“The imagination irrigates feminist and ecological struggles. This is the theme explored in the fifth and final episode, Climate Dreams, of the documentary series “One Day the Earth Opens”, fourth season of the Injustices podcast produced by Louie Media.
According to a United Nations study, Gender Adaptation and Disaster Risk Reduction, women are fourteen times more likely than men to die from an extreme weather event. This “limits their access to the information and resources they need to reduce disaster risk,” says UN Women.
Journalist Lucile Torregrossa gives the floor to Camille Etienne, environmental activist and content creator; Ketty Steward, poet and science fiction writer, and Marie Toussaint, MEP, founder of the Notre affaires à tous association, which campaigns to give legal personality to rivers, lakes and other natural areas.
Place so intimate
“I dream that I am in the Maldives, the beaches are destroyed, the palm trees bent by the storms. I realize that I will never reach dry land again. Thus begins the episode, on a background sound mixing waves and protests. Climate change permeates the dreams, this place so intimate. Even if it remains difficult to illustrate because “we cannot imagine the conditions of our own extinction”, we think that “it will necessarily happen to others”, says Camille Etienne.
Ketty Steward is convinced that to dream of all the possibilities is to consider multiple reasons to be optimistic. The science fiction author wrote a short story Lethal Return to the Land (in the collective work Turn-around as soon as possible. Territories of the Imagination, La Volte, 2014). This native of Martinique describes herself flying over the West Indies, in ninety years, her nose glued to the window: “I had seen this image a hundred times. It was no longer a satellite photo, only thick glass now separated me from the former flower island: I was immediately too hot. »

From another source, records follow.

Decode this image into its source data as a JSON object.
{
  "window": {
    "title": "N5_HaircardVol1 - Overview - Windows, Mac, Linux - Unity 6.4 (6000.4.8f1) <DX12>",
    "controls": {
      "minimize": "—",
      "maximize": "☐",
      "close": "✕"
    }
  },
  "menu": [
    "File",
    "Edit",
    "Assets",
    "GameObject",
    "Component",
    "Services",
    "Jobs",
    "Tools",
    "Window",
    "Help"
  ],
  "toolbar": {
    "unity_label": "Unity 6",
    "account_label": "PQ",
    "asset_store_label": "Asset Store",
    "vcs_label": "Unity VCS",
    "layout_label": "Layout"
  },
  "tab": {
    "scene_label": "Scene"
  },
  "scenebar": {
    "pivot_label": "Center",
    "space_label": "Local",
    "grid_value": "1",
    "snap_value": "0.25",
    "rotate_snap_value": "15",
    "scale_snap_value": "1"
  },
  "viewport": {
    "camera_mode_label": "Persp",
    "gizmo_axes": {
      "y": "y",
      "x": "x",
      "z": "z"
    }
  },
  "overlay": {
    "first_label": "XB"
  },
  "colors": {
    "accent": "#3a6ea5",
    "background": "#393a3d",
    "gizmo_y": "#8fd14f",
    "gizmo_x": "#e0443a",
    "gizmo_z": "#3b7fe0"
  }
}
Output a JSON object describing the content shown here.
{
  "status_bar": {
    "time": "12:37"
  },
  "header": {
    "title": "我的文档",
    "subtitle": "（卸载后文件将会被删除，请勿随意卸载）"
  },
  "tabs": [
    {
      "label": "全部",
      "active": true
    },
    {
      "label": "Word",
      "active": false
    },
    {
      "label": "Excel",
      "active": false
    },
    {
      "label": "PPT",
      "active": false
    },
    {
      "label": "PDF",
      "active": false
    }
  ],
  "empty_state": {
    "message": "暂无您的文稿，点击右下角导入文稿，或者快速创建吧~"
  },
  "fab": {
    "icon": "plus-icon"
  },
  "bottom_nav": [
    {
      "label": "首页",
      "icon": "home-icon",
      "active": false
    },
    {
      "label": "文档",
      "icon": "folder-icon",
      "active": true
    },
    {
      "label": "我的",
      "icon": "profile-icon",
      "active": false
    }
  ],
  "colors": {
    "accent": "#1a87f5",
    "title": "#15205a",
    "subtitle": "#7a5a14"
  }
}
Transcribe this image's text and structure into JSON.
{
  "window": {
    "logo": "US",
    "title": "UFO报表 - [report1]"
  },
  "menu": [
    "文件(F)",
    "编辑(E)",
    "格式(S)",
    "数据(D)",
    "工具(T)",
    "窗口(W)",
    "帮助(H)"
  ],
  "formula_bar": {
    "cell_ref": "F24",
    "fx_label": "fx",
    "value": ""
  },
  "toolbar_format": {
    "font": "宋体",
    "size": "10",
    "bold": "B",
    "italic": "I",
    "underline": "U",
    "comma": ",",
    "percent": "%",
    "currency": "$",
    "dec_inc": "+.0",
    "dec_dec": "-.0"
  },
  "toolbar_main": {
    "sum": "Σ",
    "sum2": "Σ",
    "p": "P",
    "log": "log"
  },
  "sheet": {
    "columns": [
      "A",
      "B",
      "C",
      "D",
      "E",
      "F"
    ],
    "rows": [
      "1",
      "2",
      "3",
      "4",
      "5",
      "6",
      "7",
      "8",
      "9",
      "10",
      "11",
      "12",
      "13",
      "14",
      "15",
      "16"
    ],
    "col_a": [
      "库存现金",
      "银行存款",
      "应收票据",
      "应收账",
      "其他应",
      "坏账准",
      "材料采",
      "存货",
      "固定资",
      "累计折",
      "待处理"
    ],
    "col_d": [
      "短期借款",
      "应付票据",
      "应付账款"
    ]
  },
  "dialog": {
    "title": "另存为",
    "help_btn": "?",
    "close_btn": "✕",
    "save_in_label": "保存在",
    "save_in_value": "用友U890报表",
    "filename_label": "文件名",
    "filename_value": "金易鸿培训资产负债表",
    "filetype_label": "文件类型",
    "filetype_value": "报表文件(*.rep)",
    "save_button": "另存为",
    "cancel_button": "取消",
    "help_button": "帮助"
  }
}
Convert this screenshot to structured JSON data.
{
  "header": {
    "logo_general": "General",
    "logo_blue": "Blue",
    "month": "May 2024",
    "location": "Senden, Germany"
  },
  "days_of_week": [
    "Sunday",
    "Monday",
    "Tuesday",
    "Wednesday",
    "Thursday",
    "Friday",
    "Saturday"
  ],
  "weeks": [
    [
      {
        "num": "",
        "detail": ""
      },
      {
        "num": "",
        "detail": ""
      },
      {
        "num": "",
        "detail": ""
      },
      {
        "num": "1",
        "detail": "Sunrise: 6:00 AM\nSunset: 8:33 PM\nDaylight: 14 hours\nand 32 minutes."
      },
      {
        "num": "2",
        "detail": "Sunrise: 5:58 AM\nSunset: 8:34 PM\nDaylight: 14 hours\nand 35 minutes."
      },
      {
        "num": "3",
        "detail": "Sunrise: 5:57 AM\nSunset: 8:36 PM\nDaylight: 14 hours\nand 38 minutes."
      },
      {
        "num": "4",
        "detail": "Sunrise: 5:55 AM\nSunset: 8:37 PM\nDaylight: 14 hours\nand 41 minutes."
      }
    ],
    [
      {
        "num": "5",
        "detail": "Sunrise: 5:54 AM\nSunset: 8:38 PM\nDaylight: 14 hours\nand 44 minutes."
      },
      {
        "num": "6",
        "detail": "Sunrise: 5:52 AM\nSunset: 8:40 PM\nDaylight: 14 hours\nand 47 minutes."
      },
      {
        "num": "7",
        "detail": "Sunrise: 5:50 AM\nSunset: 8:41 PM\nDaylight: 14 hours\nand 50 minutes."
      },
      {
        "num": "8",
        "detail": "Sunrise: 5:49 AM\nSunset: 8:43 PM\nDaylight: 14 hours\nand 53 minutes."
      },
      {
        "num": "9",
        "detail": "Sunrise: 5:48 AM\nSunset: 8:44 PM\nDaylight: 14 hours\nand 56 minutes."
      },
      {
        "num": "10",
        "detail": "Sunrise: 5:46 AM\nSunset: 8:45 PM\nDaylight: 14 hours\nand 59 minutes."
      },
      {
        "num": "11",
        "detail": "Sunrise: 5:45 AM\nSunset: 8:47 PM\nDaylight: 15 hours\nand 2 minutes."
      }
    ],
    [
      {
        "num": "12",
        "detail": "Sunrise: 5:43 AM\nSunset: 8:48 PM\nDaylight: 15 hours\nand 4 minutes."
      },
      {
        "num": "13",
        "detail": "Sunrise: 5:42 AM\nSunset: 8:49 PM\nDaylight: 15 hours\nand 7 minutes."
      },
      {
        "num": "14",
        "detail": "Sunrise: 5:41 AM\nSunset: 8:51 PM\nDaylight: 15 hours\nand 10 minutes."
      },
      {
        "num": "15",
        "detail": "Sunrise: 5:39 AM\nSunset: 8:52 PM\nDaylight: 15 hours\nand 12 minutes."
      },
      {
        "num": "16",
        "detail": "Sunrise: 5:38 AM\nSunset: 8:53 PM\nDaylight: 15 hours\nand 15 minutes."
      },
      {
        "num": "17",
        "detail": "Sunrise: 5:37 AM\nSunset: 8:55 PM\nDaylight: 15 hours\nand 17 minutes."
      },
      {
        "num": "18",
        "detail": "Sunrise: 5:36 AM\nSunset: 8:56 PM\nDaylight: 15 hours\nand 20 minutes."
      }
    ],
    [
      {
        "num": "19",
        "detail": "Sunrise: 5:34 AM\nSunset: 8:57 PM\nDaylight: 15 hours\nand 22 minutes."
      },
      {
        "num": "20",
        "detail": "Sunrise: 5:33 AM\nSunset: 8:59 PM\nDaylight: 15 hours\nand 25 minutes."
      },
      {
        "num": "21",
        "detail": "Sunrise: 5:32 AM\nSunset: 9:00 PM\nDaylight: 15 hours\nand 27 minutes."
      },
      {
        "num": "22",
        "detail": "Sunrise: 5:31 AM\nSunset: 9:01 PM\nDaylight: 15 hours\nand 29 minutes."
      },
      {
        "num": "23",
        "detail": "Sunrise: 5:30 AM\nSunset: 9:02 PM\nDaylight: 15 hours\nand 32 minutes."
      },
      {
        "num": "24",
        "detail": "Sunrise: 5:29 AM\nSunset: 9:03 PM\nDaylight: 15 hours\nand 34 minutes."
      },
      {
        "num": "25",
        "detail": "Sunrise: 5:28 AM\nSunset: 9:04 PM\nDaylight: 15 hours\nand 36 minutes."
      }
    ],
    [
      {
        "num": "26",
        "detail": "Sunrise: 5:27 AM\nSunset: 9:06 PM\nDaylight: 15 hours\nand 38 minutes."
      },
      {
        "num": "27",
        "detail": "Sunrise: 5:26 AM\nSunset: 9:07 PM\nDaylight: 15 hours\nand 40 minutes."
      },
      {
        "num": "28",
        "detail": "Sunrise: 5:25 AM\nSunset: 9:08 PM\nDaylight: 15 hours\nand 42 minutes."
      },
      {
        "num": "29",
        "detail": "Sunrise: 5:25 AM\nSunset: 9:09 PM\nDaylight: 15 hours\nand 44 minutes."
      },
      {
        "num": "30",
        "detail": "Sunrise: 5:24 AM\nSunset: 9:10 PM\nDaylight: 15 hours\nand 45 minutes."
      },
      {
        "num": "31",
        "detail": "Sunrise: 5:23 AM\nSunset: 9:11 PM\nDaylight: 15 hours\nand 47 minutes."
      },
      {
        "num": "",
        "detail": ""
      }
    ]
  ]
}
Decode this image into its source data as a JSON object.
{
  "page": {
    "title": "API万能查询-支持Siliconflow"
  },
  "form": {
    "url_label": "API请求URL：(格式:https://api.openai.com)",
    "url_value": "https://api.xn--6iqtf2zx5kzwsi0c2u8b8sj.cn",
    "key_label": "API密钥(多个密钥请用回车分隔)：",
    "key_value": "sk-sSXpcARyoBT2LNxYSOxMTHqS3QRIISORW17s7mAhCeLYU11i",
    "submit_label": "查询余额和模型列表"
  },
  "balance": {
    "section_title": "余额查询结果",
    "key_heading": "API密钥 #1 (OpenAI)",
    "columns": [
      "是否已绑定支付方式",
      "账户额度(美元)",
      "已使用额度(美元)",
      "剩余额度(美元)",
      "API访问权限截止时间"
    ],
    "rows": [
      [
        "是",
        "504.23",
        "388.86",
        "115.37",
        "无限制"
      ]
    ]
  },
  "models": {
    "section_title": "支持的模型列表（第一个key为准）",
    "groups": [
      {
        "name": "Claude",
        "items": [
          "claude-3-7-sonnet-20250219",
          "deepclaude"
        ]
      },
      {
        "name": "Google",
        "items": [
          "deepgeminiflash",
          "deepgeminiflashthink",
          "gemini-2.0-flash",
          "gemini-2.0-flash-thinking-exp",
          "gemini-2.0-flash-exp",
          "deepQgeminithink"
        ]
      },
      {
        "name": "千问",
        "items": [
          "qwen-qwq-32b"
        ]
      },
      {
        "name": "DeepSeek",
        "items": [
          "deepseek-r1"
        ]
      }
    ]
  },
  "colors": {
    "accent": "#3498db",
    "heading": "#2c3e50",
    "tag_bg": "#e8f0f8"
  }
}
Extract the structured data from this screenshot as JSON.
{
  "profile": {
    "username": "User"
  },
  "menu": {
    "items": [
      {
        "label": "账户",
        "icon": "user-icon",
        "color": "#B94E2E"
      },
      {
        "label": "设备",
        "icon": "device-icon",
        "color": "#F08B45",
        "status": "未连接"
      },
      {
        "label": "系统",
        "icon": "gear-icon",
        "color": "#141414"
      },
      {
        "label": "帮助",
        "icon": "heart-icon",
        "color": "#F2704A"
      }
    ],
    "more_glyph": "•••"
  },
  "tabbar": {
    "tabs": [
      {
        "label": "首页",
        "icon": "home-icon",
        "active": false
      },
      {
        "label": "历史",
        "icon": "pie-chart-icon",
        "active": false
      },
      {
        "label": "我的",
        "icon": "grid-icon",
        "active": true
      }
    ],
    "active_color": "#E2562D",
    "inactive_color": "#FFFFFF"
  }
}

Back to the concrete, here and now. No imagination in Bure, in the Meuse, but a reality: the Cigéo project (Industrial Center for Geological Storage) to bury the most dangerous nuclear waste. In the camp of the collective Les Rayonnantes, a sort of zone to defend based in Bure, June, non-binary and transgender, and Anna are mobilizing, with hundreds of people, alongside Greenpeace France. If we store waste here that will take thousands of years to lose its radioactivity, the flora will no longer develop, and the risk of fires will be inevitable in the affected area. Their strength to move the lines? “The power of the collective, and above all the joy,” says June.